Here is some content about idempotent operations from the book Foundations of Scalable Systems by Ian Gorton

The general approach to building idempotent operations is as follows:

  1. Clients include a unique idempotency key in all requests that mutate state. The key identifies a single operation from the specific client or event source. It is usually a composite of a user identifier, such as the session key, and a unique value such as a local timestamp, UUID, or a sequence number.

  2. When the server receives a request, it checks to see if it has previously seen the idempotency key value by reading from a database that is uniquely designed for implementing idempotence. If the key is not in the database, this is a new request. The server therefore performs the business logic to update the application state. It also stores the idempotency key in a database to indicate that the operation has been successfully applied.

  3. If the idempotency key is in the database, this indicates that this request is a retry from the client and hence should not be processed. In this case the server returns a valid response for the operation so that (hopefully) the client won’t retry again.
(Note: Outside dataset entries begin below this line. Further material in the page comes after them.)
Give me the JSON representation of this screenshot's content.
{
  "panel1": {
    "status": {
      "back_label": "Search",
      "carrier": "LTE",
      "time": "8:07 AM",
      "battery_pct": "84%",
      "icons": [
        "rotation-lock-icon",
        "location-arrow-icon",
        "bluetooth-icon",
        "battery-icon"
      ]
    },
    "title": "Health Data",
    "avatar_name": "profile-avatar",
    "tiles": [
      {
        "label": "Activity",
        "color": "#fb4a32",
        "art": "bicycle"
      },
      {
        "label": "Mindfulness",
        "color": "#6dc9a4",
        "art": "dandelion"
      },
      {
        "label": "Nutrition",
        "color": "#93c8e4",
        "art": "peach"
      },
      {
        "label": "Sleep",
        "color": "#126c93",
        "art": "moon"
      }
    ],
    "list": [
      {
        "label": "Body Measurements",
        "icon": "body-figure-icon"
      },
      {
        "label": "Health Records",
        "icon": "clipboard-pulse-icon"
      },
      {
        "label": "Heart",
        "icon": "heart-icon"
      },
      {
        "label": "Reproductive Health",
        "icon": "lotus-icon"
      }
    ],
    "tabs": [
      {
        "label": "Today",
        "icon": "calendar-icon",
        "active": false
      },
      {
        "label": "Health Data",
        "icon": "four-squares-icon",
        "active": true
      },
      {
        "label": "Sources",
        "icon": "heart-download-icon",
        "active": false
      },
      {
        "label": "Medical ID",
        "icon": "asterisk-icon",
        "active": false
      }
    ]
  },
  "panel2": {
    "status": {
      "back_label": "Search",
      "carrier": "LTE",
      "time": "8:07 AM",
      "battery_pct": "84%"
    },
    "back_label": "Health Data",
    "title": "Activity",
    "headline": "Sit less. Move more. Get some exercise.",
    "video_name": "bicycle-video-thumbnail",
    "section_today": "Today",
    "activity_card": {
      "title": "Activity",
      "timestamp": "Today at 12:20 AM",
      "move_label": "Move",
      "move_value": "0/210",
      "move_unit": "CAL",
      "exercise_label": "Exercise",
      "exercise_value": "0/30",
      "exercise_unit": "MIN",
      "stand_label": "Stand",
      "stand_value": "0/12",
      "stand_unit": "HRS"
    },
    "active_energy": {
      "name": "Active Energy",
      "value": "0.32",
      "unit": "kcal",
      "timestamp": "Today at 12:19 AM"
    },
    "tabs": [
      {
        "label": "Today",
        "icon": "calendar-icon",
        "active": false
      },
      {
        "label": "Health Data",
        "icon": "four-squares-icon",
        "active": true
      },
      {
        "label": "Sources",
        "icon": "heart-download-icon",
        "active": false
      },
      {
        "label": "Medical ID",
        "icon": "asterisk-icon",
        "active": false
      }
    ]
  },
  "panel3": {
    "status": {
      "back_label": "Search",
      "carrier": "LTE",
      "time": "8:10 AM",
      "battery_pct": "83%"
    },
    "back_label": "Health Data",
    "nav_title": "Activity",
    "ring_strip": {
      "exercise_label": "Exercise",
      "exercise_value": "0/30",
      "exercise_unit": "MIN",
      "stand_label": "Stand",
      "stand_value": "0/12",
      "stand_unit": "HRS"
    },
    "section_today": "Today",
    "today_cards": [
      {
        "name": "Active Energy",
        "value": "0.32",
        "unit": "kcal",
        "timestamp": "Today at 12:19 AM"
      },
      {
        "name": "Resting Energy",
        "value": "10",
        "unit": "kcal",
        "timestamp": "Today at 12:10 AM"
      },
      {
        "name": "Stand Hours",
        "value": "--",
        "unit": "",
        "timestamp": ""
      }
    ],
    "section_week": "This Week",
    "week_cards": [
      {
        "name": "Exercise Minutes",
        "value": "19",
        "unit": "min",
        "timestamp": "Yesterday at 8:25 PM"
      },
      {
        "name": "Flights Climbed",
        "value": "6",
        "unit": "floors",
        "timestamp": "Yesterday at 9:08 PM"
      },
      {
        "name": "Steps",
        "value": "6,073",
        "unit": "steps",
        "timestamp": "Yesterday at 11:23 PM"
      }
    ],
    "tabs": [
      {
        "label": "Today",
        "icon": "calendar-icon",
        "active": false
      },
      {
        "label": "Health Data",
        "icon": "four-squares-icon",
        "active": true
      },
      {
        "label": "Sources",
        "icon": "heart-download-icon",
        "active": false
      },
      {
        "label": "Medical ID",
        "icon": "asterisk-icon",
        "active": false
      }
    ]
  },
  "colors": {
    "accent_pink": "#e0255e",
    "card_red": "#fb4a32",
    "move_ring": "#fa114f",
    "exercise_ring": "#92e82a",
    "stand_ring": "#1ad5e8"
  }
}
The database used to store idempotency keys can be implemented in, for example:

  1. A separate database table or collection in the transactional database used for the application data

  2. A dedicated database that provides very low latency lookups, such as a simple key-value store

Unlike application data, idempotency keys don’t have to be retained forever. Once a client receives an acknowledgment of a success for an individual operation, the idempotency key can be discarded. The simplest way to achieve this is to automatically remove idempotency keys from the store after a specific time period, such as 60 minutes or 24 hours, depending on application needs and request volumes.
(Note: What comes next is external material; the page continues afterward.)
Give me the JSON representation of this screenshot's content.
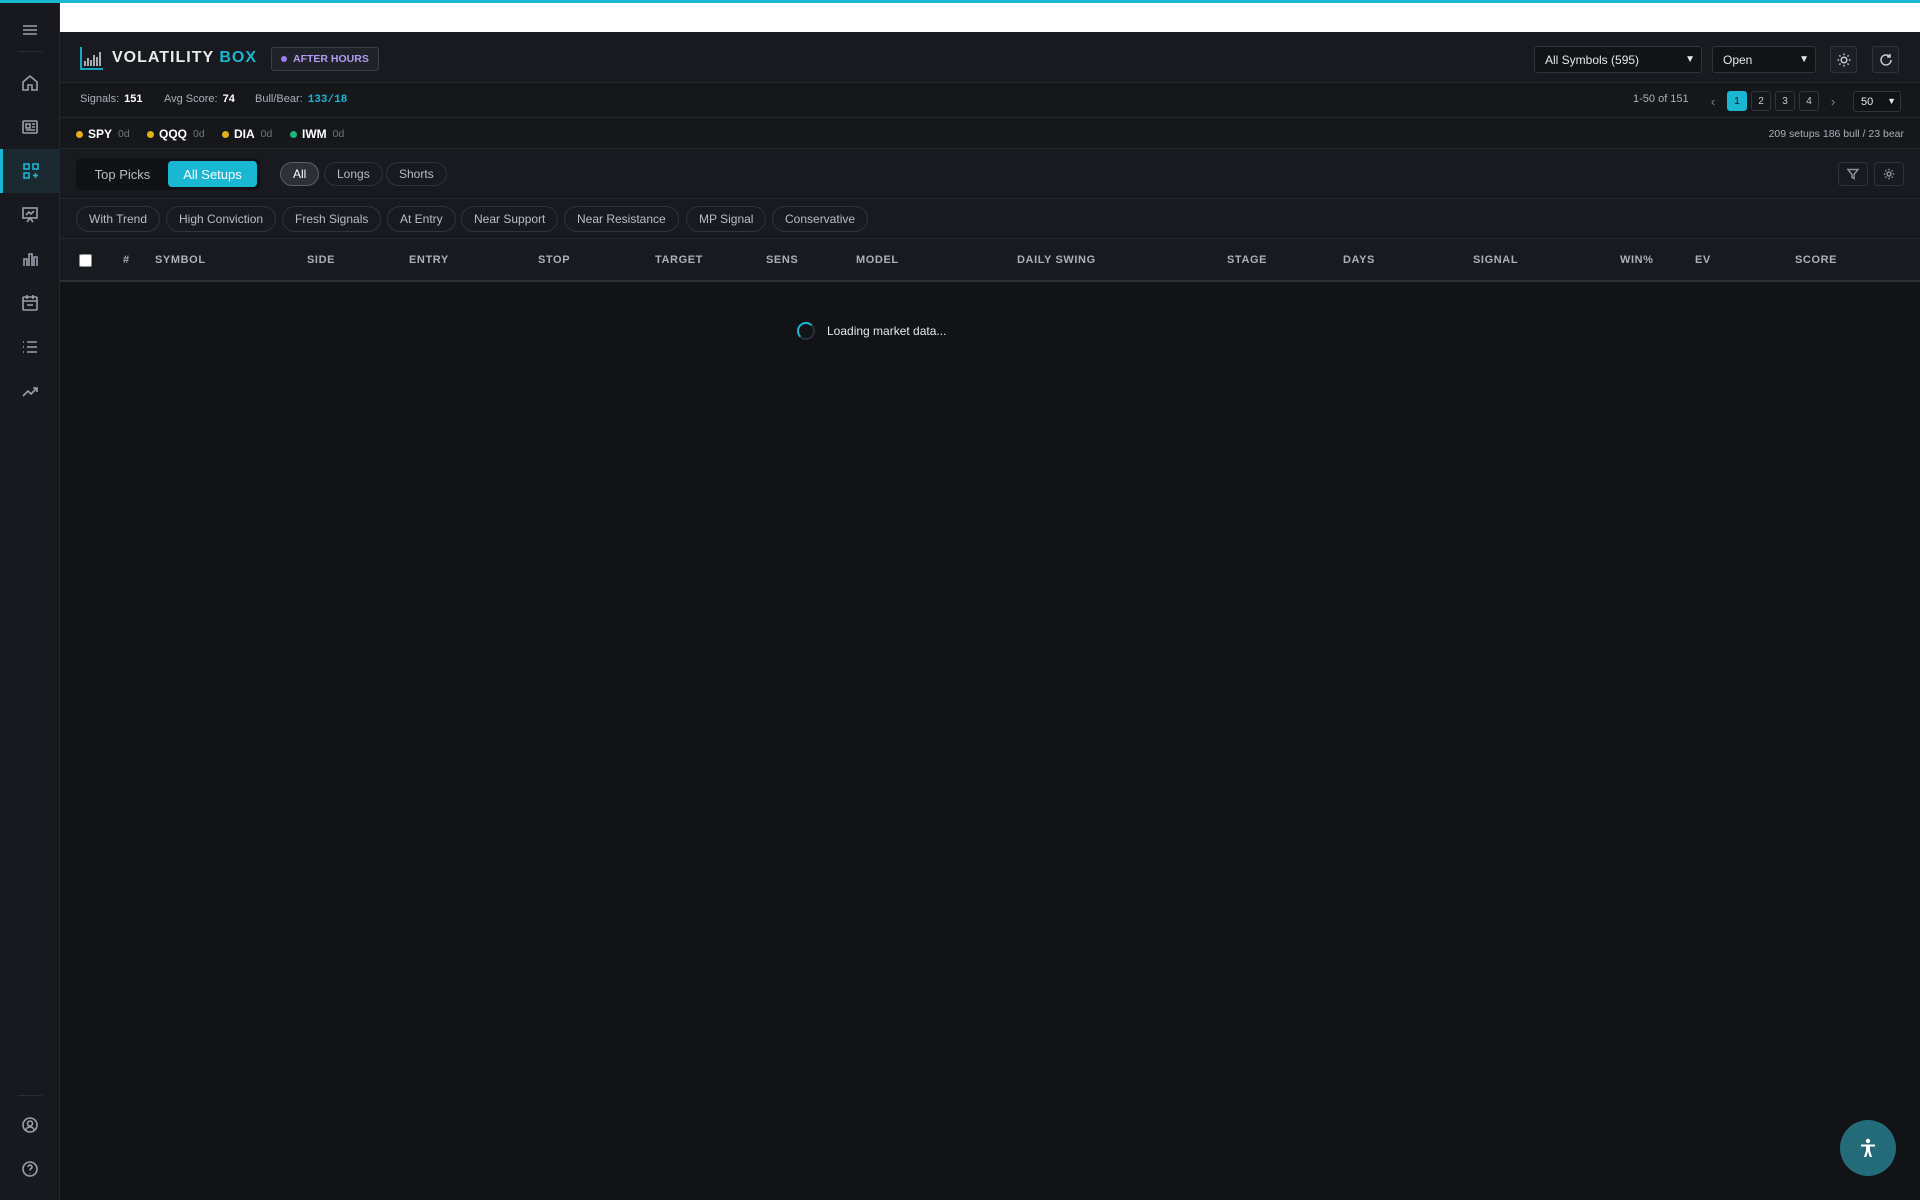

In addition, an idempotent API implementation must ensure that the application state is modified and the idempotency key is stored. Both must occur for success. If the application state is modified and, due to some failure, the idempotent key is not stored, then a retry will cause the operation to be applied twice. If the idempotency key is stored but for some reason the application state is not modified, then the operation has not been applied. If a retry arrives, it will be filtered out as duplicate as the idempotency key already exists, and the update will be lost.